Friday, 12 October 2018

The Antique Pattern Library

is one of those under recognised, under utilised, and under  appreciated resources available on the internet. The same might be said of the Gutenburg Project and resources like the Internet Archive Open Library - to name just a few.
I went to a meeting yesterday where a project to recognise the bicentenary of Queen Victoria's birth was being discussed. It has been talked about by the group before - largely in terms of how the project will be handled. Yesterday we talked about it slightly more specific terms and I spoke to the group about resources. 
    "What's it called Cat?" someone asked starting to scribble something down. I repeated myself.
    "Where did you get all that from Cat?" someone asked. I explained about internet resources.
I also explained that, while everyone in the room has access to the internet, not everyone has equal access.

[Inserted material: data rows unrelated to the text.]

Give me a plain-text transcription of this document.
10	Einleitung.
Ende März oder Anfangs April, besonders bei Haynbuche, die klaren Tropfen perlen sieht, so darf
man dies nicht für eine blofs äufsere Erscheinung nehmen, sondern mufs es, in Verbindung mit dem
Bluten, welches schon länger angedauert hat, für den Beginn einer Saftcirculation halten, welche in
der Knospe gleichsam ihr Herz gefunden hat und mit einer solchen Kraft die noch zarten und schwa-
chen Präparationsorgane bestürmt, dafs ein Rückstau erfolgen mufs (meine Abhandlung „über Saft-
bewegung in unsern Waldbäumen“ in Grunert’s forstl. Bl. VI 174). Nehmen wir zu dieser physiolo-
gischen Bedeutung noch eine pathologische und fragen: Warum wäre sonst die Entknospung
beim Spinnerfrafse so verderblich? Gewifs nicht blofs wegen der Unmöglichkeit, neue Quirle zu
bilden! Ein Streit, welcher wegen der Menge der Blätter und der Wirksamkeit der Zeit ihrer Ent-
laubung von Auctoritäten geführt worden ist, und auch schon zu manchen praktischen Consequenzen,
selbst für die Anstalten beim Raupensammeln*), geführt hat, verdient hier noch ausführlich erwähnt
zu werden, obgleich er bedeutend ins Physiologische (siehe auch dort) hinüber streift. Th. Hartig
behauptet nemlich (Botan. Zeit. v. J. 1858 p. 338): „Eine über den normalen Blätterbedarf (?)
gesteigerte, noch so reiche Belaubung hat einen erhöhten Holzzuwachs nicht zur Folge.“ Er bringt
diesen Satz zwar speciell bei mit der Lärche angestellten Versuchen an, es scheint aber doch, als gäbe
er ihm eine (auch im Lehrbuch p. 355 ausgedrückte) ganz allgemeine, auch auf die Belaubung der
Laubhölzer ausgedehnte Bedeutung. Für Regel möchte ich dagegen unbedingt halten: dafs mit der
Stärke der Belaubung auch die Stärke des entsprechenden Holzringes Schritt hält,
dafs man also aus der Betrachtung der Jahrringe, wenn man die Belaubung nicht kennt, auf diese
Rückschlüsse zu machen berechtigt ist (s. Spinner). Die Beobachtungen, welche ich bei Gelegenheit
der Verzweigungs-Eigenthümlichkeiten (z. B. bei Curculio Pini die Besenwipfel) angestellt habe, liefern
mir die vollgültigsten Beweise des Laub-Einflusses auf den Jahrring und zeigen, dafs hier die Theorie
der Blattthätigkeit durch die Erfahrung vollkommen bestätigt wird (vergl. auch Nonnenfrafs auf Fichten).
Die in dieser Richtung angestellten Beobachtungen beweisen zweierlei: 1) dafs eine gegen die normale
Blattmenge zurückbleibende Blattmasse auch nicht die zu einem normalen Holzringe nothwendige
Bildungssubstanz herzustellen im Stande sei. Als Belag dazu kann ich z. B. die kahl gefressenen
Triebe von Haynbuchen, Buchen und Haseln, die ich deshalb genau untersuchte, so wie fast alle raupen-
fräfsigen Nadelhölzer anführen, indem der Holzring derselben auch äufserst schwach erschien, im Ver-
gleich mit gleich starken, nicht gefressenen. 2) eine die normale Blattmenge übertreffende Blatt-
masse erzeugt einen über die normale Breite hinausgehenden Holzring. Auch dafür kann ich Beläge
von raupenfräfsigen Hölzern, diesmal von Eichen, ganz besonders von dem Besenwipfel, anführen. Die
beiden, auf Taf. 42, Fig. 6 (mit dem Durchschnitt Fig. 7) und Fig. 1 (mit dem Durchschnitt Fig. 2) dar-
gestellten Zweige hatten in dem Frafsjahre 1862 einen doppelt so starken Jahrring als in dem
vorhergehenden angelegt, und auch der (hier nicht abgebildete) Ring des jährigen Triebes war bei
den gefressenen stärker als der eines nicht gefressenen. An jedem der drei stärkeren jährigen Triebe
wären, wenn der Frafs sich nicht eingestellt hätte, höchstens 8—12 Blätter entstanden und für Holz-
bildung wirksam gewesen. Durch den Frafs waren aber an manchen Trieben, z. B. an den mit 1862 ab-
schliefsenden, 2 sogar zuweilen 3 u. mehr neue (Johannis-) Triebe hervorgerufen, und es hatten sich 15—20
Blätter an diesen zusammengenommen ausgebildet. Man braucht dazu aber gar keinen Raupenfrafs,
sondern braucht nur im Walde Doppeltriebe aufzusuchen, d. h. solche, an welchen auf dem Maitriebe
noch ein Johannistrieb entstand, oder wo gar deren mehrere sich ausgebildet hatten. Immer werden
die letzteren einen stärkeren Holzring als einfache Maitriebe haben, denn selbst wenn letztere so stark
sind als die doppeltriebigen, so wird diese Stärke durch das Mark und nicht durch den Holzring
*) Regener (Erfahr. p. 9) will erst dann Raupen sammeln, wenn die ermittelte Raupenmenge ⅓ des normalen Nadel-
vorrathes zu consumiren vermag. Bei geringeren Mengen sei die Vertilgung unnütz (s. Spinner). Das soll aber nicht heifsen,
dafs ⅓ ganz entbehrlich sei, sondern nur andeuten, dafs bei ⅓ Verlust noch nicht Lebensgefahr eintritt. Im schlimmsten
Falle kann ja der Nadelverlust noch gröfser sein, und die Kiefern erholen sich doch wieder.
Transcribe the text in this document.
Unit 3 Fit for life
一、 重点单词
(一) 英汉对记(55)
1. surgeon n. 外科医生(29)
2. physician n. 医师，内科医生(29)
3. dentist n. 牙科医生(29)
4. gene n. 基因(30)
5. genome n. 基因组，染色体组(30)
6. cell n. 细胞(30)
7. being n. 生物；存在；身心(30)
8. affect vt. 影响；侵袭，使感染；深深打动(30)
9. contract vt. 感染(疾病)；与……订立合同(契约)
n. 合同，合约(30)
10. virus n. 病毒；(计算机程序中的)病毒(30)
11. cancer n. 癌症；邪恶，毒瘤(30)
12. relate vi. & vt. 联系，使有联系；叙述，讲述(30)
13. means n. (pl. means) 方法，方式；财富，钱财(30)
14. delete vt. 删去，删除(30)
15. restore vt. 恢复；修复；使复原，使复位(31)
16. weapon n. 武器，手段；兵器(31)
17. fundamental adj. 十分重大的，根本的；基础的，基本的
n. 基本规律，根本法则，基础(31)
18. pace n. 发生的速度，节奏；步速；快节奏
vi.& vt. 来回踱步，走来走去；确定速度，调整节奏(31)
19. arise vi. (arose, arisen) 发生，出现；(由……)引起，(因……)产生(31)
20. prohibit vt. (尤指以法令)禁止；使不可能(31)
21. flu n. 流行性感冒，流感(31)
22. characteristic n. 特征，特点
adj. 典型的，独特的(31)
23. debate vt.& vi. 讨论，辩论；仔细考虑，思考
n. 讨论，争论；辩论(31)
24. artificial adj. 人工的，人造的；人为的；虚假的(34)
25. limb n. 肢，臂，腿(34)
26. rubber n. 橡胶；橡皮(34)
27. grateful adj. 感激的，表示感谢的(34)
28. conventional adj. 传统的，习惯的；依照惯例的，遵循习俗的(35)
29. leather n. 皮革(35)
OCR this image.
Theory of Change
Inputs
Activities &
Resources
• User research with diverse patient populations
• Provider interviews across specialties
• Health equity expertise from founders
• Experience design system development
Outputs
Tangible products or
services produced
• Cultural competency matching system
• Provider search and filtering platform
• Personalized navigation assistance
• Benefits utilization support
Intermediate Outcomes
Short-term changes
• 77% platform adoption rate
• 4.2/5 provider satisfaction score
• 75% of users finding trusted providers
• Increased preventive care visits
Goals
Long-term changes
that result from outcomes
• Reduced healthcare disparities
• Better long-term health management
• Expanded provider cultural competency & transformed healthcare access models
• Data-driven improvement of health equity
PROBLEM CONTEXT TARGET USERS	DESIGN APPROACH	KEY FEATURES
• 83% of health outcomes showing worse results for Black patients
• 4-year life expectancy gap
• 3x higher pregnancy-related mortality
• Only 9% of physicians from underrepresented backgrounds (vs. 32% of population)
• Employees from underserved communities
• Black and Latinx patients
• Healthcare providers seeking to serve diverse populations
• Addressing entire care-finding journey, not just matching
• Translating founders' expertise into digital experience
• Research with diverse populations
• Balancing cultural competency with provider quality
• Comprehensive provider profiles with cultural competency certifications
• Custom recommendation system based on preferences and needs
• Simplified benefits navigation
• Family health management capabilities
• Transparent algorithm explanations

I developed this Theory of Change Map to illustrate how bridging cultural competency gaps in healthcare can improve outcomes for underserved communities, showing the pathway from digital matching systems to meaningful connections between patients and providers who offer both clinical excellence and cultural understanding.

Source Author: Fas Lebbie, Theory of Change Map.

Some people still have no idea how to use the internet - at least for that sort of thing.
I hope I am more conscious of that than most people because I have watched the Senior Cat learn to search on line. He still looks to me for search terms. It's not the way he was brought up to research something. He still thinks in terms of book titles and subject headings rather than key words - and yes, there is a difference. All the same he does pretty well - better than many people I know. 
But, what are these sites?
The Antique Pattern Library is just what it says it is. There are  out-of-copyright resources there on all sorts of craft subjects. The earliest goes back to one item in the 17th C and then  another in  the 18thC before many in 19thC.  It is being maintained by volunteers but it is the sort of project which should really be getting a grant from UNESCO - even if it just to cover the sort of expenses involved in maintaining it. The Internet Archive has more very early material.
Anyone with an interest in history will find these materials fascinating. The way the materials are presented is so very different from the way such things are presented now. The language sounds "quaint" and is often moralistic in tone. What matters most though is that there is a great deal of information there, information which is still relevant. 
And, as the Senior Cat has said more than once, we can learn a great deal from what is there. We can learn not just about the past but about the present as well. We can learn to do things.
I think that matters. If you like to make things or you are simply interested in  history then these sites should come with a warning,
    "These sites require time to be fully appreciated."
Please look. They really are fascinating.